The Lean Sigma methodology is a combination of Lean Production and Six Sigma, which are methods used to minimize waste and reduce variability, respectively. The methods are used globally in many industries, especially those involved in manufacturing. In this asset, we applied the processes specifically to well-performance improvement through stimulation and other means. The team broadly focused on categorizing opportunities in both production and injection wells and ranking them—specifically, descaling wells, matrix acidizing, sucker-rod optimization, reperforating, and proactive workovers. The process for performing each type of job was mapped, and bottlenecks in each process were isolated.

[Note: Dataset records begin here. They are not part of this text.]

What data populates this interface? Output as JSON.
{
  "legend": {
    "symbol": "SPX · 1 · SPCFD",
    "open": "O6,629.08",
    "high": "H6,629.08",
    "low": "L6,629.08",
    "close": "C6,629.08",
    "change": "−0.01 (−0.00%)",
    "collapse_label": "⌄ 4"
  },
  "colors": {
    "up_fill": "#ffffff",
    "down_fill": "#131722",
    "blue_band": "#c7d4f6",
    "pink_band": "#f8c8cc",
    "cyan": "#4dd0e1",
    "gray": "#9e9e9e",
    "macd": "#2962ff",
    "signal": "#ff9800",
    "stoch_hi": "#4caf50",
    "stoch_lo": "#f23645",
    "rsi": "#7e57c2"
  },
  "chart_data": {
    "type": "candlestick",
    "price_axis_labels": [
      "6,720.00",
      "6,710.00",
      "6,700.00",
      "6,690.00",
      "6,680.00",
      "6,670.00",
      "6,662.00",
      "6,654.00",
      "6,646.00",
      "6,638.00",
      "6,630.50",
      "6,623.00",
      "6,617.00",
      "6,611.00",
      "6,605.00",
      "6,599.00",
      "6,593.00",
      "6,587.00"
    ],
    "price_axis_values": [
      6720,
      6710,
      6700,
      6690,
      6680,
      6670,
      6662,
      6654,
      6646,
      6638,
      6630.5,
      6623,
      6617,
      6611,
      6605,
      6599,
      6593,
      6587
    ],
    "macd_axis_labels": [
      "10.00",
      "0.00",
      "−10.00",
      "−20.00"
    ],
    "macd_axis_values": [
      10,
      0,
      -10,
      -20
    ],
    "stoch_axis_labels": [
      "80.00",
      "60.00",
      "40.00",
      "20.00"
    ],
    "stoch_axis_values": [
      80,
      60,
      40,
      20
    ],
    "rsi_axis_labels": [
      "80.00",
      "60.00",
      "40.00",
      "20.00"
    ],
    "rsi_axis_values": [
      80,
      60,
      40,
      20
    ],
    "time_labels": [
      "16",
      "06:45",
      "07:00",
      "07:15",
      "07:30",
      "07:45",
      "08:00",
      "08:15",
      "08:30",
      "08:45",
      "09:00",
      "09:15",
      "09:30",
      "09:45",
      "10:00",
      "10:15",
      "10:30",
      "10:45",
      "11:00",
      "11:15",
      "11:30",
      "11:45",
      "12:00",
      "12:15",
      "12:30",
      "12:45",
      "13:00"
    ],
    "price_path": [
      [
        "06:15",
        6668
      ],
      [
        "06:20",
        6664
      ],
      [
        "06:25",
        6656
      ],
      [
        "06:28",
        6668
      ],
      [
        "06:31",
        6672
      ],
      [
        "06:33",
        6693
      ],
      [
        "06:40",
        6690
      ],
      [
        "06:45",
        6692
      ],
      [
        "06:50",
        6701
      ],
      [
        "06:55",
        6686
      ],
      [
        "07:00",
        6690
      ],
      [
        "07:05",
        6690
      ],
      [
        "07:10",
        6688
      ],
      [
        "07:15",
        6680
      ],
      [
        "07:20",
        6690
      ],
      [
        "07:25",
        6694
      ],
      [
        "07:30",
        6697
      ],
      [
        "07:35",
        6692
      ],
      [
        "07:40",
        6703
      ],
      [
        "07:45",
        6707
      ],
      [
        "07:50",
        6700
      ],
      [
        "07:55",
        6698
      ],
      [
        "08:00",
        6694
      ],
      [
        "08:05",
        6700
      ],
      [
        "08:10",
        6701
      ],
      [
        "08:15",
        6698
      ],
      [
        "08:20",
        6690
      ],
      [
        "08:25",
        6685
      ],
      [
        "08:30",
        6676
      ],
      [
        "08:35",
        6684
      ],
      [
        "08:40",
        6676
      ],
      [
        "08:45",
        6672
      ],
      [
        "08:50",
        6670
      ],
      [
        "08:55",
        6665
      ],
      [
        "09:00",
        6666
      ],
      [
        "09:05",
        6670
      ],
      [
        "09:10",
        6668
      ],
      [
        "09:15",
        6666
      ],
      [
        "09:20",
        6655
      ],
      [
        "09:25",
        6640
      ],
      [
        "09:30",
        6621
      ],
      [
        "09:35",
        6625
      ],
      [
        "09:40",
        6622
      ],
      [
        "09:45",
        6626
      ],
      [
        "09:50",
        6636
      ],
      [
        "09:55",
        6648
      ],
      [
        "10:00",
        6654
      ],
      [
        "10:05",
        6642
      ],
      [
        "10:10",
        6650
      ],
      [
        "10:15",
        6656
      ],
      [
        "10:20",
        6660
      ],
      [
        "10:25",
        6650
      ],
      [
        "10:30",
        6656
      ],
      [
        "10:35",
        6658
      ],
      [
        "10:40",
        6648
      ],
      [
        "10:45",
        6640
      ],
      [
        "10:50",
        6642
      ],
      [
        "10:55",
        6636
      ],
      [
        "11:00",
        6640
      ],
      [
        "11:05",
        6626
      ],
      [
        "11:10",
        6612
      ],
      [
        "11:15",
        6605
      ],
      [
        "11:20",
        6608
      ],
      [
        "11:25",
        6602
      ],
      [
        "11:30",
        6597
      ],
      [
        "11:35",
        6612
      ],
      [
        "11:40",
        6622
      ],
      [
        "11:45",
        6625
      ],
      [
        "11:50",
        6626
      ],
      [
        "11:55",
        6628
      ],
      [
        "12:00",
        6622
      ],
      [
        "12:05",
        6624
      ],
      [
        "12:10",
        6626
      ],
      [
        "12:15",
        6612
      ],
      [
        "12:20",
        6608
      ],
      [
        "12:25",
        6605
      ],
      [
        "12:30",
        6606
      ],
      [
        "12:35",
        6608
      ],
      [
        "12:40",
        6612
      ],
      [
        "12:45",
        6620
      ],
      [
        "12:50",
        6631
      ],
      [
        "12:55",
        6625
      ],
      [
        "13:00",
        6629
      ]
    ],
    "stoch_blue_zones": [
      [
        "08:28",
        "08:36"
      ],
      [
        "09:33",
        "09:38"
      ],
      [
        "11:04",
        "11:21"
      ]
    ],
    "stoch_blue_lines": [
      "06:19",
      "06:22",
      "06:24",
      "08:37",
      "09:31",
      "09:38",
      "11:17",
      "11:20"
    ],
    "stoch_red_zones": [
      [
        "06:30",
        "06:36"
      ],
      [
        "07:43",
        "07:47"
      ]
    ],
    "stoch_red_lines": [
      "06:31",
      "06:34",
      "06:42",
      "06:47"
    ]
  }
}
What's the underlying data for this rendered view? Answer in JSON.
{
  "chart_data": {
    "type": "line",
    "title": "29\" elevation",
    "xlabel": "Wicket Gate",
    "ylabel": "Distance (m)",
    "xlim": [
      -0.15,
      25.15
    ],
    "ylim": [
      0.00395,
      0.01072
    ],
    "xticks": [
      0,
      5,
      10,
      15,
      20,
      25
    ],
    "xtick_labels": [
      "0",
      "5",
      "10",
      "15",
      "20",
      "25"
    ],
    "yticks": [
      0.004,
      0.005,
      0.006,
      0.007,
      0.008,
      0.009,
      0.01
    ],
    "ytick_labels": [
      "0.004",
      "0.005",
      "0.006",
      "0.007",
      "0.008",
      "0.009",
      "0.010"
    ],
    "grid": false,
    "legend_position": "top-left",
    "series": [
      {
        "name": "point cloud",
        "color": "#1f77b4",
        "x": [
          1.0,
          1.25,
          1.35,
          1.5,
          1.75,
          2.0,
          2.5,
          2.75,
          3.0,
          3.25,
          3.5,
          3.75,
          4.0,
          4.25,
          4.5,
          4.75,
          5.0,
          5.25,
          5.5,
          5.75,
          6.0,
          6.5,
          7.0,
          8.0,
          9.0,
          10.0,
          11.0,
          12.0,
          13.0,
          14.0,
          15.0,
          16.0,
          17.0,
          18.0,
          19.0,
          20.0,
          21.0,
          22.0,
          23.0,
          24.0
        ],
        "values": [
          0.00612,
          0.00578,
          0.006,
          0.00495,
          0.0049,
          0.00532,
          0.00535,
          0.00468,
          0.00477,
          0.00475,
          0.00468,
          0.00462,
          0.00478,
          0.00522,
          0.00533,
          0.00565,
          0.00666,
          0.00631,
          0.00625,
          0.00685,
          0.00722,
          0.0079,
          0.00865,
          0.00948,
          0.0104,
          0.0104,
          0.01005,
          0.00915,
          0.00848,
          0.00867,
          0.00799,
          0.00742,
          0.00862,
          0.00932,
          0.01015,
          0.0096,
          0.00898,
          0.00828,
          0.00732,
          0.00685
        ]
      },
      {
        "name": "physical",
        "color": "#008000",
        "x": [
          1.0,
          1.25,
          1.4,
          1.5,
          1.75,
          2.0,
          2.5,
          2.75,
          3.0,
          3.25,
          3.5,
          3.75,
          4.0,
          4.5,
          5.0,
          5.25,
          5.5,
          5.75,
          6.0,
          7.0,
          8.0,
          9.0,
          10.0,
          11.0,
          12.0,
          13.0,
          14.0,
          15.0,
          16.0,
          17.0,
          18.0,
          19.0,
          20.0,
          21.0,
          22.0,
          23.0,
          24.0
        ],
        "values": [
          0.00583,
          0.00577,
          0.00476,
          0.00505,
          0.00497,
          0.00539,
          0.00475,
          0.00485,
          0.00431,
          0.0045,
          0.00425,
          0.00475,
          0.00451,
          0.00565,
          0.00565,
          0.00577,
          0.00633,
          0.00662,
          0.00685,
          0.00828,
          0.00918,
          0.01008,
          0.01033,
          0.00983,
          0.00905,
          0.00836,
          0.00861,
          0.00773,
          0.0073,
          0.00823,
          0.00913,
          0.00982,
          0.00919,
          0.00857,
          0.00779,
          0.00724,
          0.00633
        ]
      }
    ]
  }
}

Upon entering the “control” phase, several opportunities had been identified and put in place. Substantial improvements were made to the procurement, logistics, and storage of hydrochloric acid (HCl) and associated additives, enabling quicker execution of stimulation work. A new program was also developed to stimulate wells that had recently failed and were already awaiting workover (AWO), which reduced costs. A database containing the stimulation opportunities available at each individual well assisted with this process. The project resulted in the stimulation of several wells in the asset, with sizable oil-rate increases in each.
This case study will extend the information available within the oil-industry literature regarding the application of Lean Sigma to producing assets. It will assist other operators when evaluating well-stimulation opportunities in their fields. Technical information will be shared regarding feasibility studies (laboratory-compatibility work and well-transient-testing results) for acid stimulation and steps that can be taken to streamline the execution of such work. Some insights will also be shared regarding the most-efficient manner to plan rig work regarding stimulation workovers.